Review: Darkness Reigns


Darkness Reigns
Jill Williamson

Synopsis from Goodreads:

The god of the soil is furious. Volcanic eruptions, sinkholes, earthquakes--everything points to his unhappiness. At least this is what the people of Armania in the Five Realms believe.
Amidst the unsettling state of the world around them, the princes of Armania live their lives focused more on who will claim the throne after their sickly father, King Echad, dies. That is until Prince Wilek's concubine turns up dead--beside her, a bloodied message that seems to have come from the mother realms.

About the Author

Jill Williamson is a chocolate loving, daydreaming, creator of kingdoms and the award-winning author of several young adult books including By Darkness Hid, Replication, The New Recruit, and Captives. She got into writing one day when someone was complaining about teen books and she thought, “I could do that! How hard could it be?” Very, she soon learned. But she worked hard, and four years later, her first book, By Darkness Hid, was published and won several awards.

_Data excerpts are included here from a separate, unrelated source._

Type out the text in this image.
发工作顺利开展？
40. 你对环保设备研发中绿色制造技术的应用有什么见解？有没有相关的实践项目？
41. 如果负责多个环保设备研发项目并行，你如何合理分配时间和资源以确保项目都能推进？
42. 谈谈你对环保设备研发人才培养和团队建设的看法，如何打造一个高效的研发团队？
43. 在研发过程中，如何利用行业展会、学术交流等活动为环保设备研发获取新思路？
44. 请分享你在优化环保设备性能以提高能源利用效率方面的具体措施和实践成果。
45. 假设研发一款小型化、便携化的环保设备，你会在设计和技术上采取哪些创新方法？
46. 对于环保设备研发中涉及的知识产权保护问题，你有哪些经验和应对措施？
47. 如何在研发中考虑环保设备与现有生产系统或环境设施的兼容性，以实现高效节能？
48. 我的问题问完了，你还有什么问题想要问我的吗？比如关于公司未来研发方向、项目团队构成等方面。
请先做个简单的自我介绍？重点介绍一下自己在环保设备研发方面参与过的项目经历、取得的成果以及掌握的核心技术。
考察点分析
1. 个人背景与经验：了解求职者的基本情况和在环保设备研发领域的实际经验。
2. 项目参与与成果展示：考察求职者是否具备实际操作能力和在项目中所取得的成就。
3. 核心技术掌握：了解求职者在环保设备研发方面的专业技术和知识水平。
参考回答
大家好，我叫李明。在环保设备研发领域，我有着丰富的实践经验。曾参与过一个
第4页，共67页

Jill is a Whovian, a Photoshop addict, and a recovering fashion design assistant, who was raised in Alaska. She loves teaching about writing, which she does weekly atwww.GoTeenWriters.com. She lives in Oregon with her husband, two children, and a whole lot of deer. Visit her online at www.jillwilliamson.com, where adventure comes to life.


Darkness Reigns tells of a continent with countries overrun by evil—human sacrifices, conniving rulers, and false gods.  People say the horrible natural disasters that have wiped cities off the map are part of the gods’ wrath.  But nobody knows for sure.  Instead, they are caught up in politics: the king of Armania will die soon, and one of his three sons must be named heir or the country will be split into civil war.  Not to mention the tenuous allegiances with the neighboring countries…

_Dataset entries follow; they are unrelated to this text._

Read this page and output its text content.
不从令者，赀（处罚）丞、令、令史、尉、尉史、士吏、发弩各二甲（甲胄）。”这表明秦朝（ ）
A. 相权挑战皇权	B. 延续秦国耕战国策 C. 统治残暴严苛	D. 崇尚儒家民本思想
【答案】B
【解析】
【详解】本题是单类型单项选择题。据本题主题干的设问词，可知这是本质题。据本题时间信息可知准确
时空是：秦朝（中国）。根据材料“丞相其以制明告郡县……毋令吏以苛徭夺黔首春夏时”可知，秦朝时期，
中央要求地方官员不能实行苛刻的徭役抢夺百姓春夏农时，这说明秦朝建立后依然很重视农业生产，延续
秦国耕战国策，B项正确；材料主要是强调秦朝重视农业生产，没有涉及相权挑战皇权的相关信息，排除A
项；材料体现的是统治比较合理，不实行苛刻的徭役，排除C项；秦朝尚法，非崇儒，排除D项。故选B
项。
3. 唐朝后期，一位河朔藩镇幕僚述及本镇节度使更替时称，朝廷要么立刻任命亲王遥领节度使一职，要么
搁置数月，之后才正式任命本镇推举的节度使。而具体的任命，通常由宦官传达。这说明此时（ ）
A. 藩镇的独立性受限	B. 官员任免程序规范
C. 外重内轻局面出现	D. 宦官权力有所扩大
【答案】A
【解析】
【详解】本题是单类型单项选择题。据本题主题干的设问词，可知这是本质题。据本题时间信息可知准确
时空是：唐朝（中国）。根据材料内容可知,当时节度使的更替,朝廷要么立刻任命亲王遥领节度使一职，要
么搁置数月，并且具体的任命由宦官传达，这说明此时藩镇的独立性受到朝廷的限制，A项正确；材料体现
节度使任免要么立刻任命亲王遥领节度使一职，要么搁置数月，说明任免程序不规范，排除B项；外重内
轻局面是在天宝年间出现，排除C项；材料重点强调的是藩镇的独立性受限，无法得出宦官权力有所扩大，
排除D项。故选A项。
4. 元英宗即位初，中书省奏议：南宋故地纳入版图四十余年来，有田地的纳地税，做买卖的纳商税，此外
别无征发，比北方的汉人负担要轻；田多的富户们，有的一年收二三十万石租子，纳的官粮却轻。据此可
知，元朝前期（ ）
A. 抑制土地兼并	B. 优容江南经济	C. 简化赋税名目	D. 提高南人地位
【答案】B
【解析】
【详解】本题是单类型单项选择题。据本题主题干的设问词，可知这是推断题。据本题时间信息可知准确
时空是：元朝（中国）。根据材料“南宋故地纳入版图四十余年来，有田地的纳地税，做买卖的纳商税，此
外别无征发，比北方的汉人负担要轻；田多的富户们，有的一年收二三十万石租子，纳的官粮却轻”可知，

Darkness Reigns is the first installment of a three-episode serial book written by Jill Williamson.  It introduces the characters and countries (including a list of the five nations, four main characters, and dozens of minor characters) as well as the plotline.  It did not go much farther than showing the major problems of the countries, the characters’ plans, and the mysteries that will be solved through the course of the episodes.  That said, the author did an excellent job of introducing everyone and everything, and I look forward to hearing the rest of the story.  So many problems to solve!

Darkness Reigns was aptly named.  So much of the novel was focused on the darkness of the world.  What happened to the God in The Blood of Kings Series that was set chronologically later in this same world?  Instead, dozens of lower gods demand human sacrifices and creepy rituals, often involving drugs.  This is not a book for the faint at heart!  Although, the author does try to make it as appropriate as possible, considering the circumstances.  And speaking of appropriate, the kings and princes also have harems and concubines…

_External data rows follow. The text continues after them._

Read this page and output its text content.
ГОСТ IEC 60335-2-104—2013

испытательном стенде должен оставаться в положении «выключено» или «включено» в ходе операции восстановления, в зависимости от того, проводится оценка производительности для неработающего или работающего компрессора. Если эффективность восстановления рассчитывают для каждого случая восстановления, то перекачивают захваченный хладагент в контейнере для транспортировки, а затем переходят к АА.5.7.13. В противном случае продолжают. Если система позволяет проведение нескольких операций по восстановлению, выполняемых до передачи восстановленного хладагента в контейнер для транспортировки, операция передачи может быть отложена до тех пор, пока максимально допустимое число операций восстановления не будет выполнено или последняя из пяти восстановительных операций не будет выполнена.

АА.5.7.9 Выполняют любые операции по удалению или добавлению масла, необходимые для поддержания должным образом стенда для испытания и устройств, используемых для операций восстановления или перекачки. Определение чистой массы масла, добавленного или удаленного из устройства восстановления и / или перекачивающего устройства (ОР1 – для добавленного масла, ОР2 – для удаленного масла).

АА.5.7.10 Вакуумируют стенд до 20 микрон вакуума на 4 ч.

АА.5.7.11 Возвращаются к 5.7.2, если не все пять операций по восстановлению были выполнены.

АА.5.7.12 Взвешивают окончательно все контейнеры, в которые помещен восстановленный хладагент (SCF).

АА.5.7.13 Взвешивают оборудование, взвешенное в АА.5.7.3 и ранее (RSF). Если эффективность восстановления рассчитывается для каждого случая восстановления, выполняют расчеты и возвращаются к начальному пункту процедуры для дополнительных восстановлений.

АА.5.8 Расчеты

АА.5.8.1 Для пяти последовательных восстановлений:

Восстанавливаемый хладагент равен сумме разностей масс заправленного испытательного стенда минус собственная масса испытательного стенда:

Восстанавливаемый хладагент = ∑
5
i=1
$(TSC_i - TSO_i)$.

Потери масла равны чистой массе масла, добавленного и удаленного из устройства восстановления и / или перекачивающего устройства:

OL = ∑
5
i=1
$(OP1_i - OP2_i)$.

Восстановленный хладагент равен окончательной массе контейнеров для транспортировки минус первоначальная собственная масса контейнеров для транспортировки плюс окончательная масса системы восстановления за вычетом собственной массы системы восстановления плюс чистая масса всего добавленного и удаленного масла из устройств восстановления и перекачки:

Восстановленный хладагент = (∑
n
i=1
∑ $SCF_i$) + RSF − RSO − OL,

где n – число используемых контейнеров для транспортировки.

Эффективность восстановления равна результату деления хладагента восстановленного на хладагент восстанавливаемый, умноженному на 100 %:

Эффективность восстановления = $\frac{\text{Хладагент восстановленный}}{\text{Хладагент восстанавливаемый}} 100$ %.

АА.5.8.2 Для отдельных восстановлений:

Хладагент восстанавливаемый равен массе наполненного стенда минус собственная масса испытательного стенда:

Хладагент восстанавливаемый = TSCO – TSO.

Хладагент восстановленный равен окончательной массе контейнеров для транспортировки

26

So, who should be king?  (The Sars’ (princes) personalities are shown early in the story, so sharing them here is not a spoiler.)  Wilek is a good man; not perfect, but well-meaning, with the country’s benefit in mind.  Janek is a good-for-nothing who is cruel and parties all the time.  Those two are the oldest sons and are in their twenties.  Trevn, a teen having just reached the age of adulthood, is also one of the options.  He is curious and introspective; although he does not want to become king, he would probably make a great one, just as Wilek would.  How can one decide?

Darkness Reigns is extremely interesting.  I have very little idea how everything will come together, and I look forward to finding it out in the next two installments.  I would recommend this book to older teens and college-age adults who enjoy dark-ish, Christian fantasy.  Although it has not shown the Christian side yet, I have little doubt that it will very soon. 

I received a free copy of this book in exchange for an honest review.